Wednesday, November 11, 2015

On "Lost in the Funhouse" by John Barth ***

Years ago I read The Last Voyage of Somebody Sailor, which I enjoyed enough that I kept a copy of it in my personal library (despite whatever mediocre reviews it may have gotten). But it has taken me nearly two decades now to get to Barth's classic collection of stories. Unfortunately, the collection proved as a whole to be underwhelming.

Here's what I liked about Somebody Sailor, as I recall: Barth's musings on middle-class life. There was, of course, a whole other plot involving Sinbad that becomes mixed in with the work, and while somewhat interesting, it was less compelling to me than the realist fiction of everyday life.

Something similar happened with this book for me.
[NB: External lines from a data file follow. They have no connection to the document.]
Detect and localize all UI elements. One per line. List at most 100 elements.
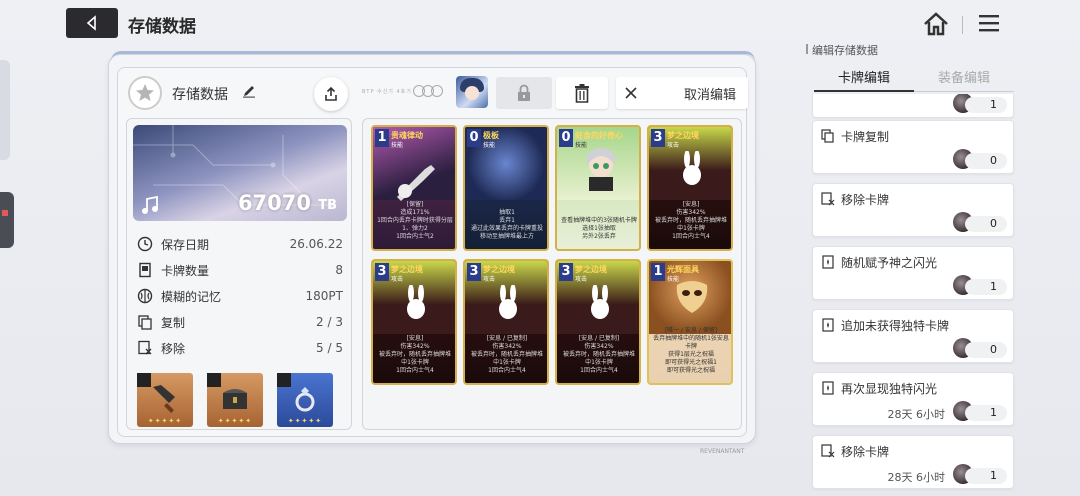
equipment-slot-armor[interactable]: ✦✦✦✦✦ — [207, 373, 263, 427]
storage-data-panel: 存储数据 BTP 수신기 4호기 取消编辑 67070 TB 保存日期 26.0… — [108, 51, 756, 444]
card-cost: 0 — [467, 129, 481, 147]
edit-option-list: 1 卡牌复制 0 移除卡牌 0 随机赋予神之闪光 1 追加未获得独特卡牌 0 再… — [810, 94, 1016, 496]
rename-pen-icon[interactable] — [242, 84, 256, 98]
card-type: 技能 — [483, 142, 496, 149]
data-summary: 67070 TB 保存日期 26.06.22 卡牌数量 8 模糊的记忆 180P… — [126, 118, 352, 430]
stat-value: 2 / 3 — [316, 315, 343, 329]
card-cost: 1 — [375, 129, 389, 147]
back-button[interactable] — [66, 8, 118, 38]
rabbit-icon — [499, 285, 517, 319]
edit-option-item[interactable]: 卡牌复制 0 — [812, 120, 1014, 174]
edit-option-item[interactable]: 再次显现独特闪光 28天 6小时 1 — [812, 372, 1014, 426]
tab-card-edit[interactable]: 卡牌编辑 — [814, 66, 914, 92]
option-count: 0 — [965, 153, 1007, 169]
stat-memory: 模糊的记忆 180PT — [137, 283, 343, 309]
card-type: 技能 — [667, 276, 680, 283]
trash-icon — [575, 84, 589, 103]
lock-button[interactable] — [496, 77, 552, 109]
option-title: 卡牌复制 — [841, 130, 890, 144]
card-item[interactable]: 3 梦之边境 攻击 [安息 / 已复制] 伤害342% 被丢弃时，随机丢弃抽牌堆中1… — [463, 259, 549, 385]
cancel-edit-label: 取消编辑 — [684, 87, 737, 103]
card-item[interactable]: 3 梦之边境 攻击 [安息 / 已复制] 伤害342% 被丢弃时，随机丢弃抽牌堆中1… — [555, 259, 641, 385]
share-button[interactable] — [314, 77, 348, 111]
option-title: 移除卡牌 — [841, 445, 890, 459]
edit-option-item[interactable]: 1 — [812, 94, 1014, 118]
brain-icon — [137, 288, 153, 304]
stat-label: 移除 — [161, 341, 186, 356]
panel-inner: 存储数据 BTP 수신기 4호기 取消编辑 67070 TB 保存日期 26.0… — [117, 67, 748, 437]
edit-option-item[interactable]: 移除卡牌 28天 6小时 1 — [812, 435, 1014, 489]
edit-option-item[interactable]: 随机赋予神之闪光 1 — [812, 246, 1014, 300]
guitar-icon — [397, 165, 435, 201]
lock-icon — [518, 84, 530, 101]
card-description: 查看抽牌堆中的3张随机卡牌 选择1张抽取 另外2张丢弃 — [561, 217, 637, 240]
edit-section-heading: 编辑存储数据 — [806, 44, 878, 57]
stat-label: 模糊的记忆 — [161, 289, 222, 304]
small-caption: BTP 수신기 4호기 — [362, 89, 412, 95]
back-arrow-icon — [86, 15, 96, 31]
chest-icon — [223, 389, 247, 409]
edit-option-item[interactable]: 移除卡牌 0 — [812, 183, 1014, 237]
card-cost: 3 — [559, 263, 573, 281]
card-cost: 3 — [375, 263, 389, 281]
stat-copy: 复制 2 / 3 — [137, 309, 343, 335]
card-description: [安息] 伤害342% 被丢弃时，随机丢弃抽牌堆中1张卡牌 1回合内士气4 — [378, 335, 451, 374]
data-capacity-value: 67070 — [237, 191, 311, 215]
stat-label: 保存日期 — [161, 237, 210, 252]
option-title: 随机赋予神之闪光 — [841, 256, 938, 270]
delete-button[interactable] — [556, 77, 608, 109]
card-item[interactable]: 3 梦之边境 攻击 [安息] 伤害342% 被丢弃时，随机丢弃抽牌堆中1张卡牌 1回合… — [371, 259, 457, 385]
card-cost: 1 — [651, 263, 665, 281]
card-description: [安息 / 已复制] 伤害342% 被丢弃时，随机丢弃抽牌堆中1张卡牌 1回合内士气4 — [562, 335, 635, 374]
remove-icon — [821, 192, 835, 206]
card-description: [保留] 造成171% 1回合内丢弃卡牌时获得分层1、弹力2 1回合内士气2 — [377, 201, 453, 240]
panel-title: 存储数据 — [172, 87, 228, 103]
option-cooldown: 28天 6小时 — [887, 408, 946, 421]
equipment-stars: ✦✦✦✦✦ — [147, 417, 183, 425]
cancel-edit-button[interactable]: 取消编辑 — [616, 77, 748, 109]
card-description: 抽取1 丢弃1 通过此效果丢弃的卡牌重投移动至抽牌堆最上方 — [470, 209, 543, 240]
stat-value: 5 / 5 — [316, 341, 343, 355]
sparkle-card-icon — [822, 255, 834, 269]
share-icon — [325, 86, 337, 101]
card-item[interactable]: 1 光辉面具 技能 [唯一 / 安息 / 保留] 丢弃抽牌堆中的随机1张安息卡牌获… — [647, 259, 733, 385]
rabbit-icon — [683, 151, 701, 185]
card-cost: 3 — [467, 263, 481, 281]
tab-equipment-edit[interactable]: 装备编辑 — [914, 66, 1014, 92]
character-avatar[interactable] — [456, 76, 488, 108]
equipment-slot-weapon[interactable]: ✦✦✦✦✦ — [137, 373, 193, 427]
card-item[interactable]: 0 蛀食的好奇心 技能 查看抽牌堆中的3张随机卡牌 选择1张抽取 另外2张丢弃 — [555, 125, 641, 251]
card-description: [唯一 / 安息 / 保留] 丢弃抽牌堆中的随机1张安息卡牌 获得1层光之祝福 即可获… — [653, 327, 729, 374]
card-cost: 0 — [559, 129, 573, 147]
stat-card-count: 卡牌数量 8 — [137, 257, 343, 283]
card-type: 攻击 — [575, 276, 588, 283]
ring-icon — [295, 387, 315, 412]
home-icon[interactable] — [922, 10, 950, 38]
equipment-slot-accessory[interactable]: ✦✦✦✦✦ — [277, 373, 333, 427]
card-type: 攻击 — [667, 142, 680, 149]
remove-icon — [821, 444, 835, 458]
edit-option-item[interactable]: 追加未获得独特卡牌 0 — [812, 309, 1014, 363]
stat-value: 180PT — [305, 289, 343, 303]
card-item[interactable]: 0 极板 技能 抽取1 丢弃1 通过此效果丢弃的卡牌重投移动至抽牌堆最上方 — [463, 125, 549, 251]
panel-footer-brand: REVENANTANT — [700, 448, 745, 455]
card-type: 攻击 — [483, 276, 496, 283]
option-count: 1 — [965, 97, 1007, 113]
option-title: 再次显现独特闪光 — [841, 382, 938, 396]
remove-icon — [138, 340, 152, 355]
card-item[interactable]: 1 贵魂律动 技能 [保留] 造成171% 1回合内丢弃卡牌时获得分层1、弹力2 1回… — [371, 125, 457, 251]
notification-dot — [2, 210, 8, 216]
stat-label: 卡牌数量 — [161, 263, 210, 278]
card-item[interactable]: 3 梦之边境 攻击 [安息] 伤害342% 被丢弃时，随机丢弃抽牌堆中1张卡牌 1回合… — [647, 125, 733, 251]
card-description: [安息 / 已复制] 伤害342% 被丢弃时，随机丢弃抽牌堆中1张卡牌 1回合内士气4 — [470, 335, 543, 374]
rabbit-icon — [591, 285, 609, 319]
side-notification-tab[interactable] — [0, 192, 14, 248]
character-portrait-icon — [587, 148, 615, 191]
option-count: 1 — [965, 405, 1007, 421]
close-icon — [625, 87, 637, 99]
card-icon — [139, 262, 151, 278]
rings-icon — [413, 85, 443, 97]
menu-icon[interactable] — [976, 12, 1002, 34]
side-edge-tab[interactable] — [0, 60, 10, 160]
copy-icon — [138, 315, 152, 330]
I was drawn most to the stories about Ambrose and his family. One explained how Ambrose got his name. One involved Ambrose being locked out of his brother Peter and Peter's friends' "club," in which the older kids discover a few things about sex. And the last involved Ambrose going to an amusement park. Each had some metafictional musings, as does the collection as a whole, but they remained subjugated to the purposes of the story as a whole. Such is not as much the case with the other stories, and as a result, my interest often waned before getting far into them.

Here's a rundown of some of the devices included: there's a story ("Night-Sea Journey") of a life that is essentially the tale of a sperm crossing crossing to its egg (or so I read from a secondary source--the tale could be easily read as one of a person swimming for life). There's a story telling the story of itself ("Autobiography"), which proves hardly as interesting as the conceit sounds. Other stories recount, in varying form, Greek legends--one discovering how to write as story, one exploring stories within stories (the techniques of "Menelaiad" is fascinating, as we get to a point where there are seven quotes within quotes, but the story itself hardly kept my attention).

The one exception to these other stories that really intrigued me was "Life-Story," which told of a writer trying to write the story that we readers are currently reading. All the conflict and crisis occurs right in there, as we witness the write dissatisfied with his work trying desperately to bring a decent story into being.